Pourquoi Kotor est envahie de chats
J’étais dans la vieille ville de Kotor depuis une vingtaine de minutes, lors de ma première matinée, quand je me suis rendu compte que j’avais photographié plus de chats que d’églises. L’un dormait sur un canon de l’époque napoléonienne près de la porte de mer. Un autre trônait sur les marches d’une maison près de la cathédrale comme s’il en était le propriétaire, ce qui, en un sens, était vrai. À la fin de la semaine, j’avais arrêté de compter et commencé à me demander pourquoi. La réponse s’avère plus ancienne, plus pragmatique et moins sentimentale que ne le suggèrent les cartes postales.
Navires de grain, rats et un métier sans titre
Kotor a passé près de quatre siècles, de 1420 à 1797, comme port naval et marchand vénitien, l’une des escales fortifiées que la République de Venise entretenait le long de l’Adriatique pour protéger ses routes maritimes. Grain, sel et autres cargaisons transitaient par le port dans des cales en bois que les rats trouvaient tout aussi utiles que les marins. Les navires de l’époque embarquaient des chats comme membres d’équipage à part entière, pas comme animaux de compagnie, car un chat dans la cale était la seule défense fiable contre un problème de rats capable de gâter la cargaison d’une saison entière ou de propager une maladie sur un long voyage.
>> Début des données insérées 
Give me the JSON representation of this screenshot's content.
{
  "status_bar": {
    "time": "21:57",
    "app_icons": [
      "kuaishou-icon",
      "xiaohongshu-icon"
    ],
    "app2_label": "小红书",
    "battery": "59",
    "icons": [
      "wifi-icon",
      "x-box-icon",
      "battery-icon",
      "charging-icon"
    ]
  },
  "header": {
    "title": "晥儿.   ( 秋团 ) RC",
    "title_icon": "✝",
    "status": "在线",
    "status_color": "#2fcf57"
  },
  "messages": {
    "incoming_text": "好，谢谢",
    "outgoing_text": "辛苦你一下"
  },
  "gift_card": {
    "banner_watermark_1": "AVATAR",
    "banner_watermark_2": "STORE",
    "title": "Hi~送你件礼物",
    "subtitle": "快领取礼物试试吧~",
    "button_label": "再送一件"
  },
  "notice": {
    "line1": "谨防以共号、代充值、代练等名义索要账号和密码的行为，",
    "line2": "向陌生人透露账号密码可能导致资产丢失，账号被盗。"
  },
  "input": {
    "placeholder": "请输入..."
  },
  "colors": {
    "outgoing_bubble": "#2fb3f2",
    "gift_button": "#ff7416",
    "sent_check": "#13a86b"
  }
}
Quand les navires accostaient à Kotor pour charger ou décharger, leurs chats descendaient à terre avec les marchandises, travaillaient dans les entrepôts du front de mer, et, dans bien des cas, restaient tout simplement sur place.
Aucun document unique n’a survécu pour rattacher précisément l’histoire à Kotor, mais l’enchaînement colle : une ville portuaire fortifiée, des siècles de trafic de grain vénitien, et une population féline résidente concentrée depuis des générations autour du port et des ruelles étroites de la vieille ville, exactement là où se trouvaient jadis les maisons de commerce et les entrepôts. C’est l’explication que donnent les habitants, et la géographie de l’endroit où vivent encore les chats la confirme bien mieux que n’importe quel mythe de naufrage ou de portée de chatons providentielle.
D’équipage de navire à figure de la vieille ville
Ce qui a changé, c’est le métier. Plus personne ne transporte de grain dans le port de Kotor, et les chats qui restent ne gagnent plus vraiment leur pitance en chassant la vermine. Ils font partie de la vieille ville comme toute population installée depuis longtemps finit par s’intégrer à l’identité d’un lieu, aux côtés de la reconstruction après le séisme de 1979 qui a rebâti la pierre autour d’eux et des capitaines de mer vénitiens dont les maisons bordent encore les ruelles près de la cathédrale.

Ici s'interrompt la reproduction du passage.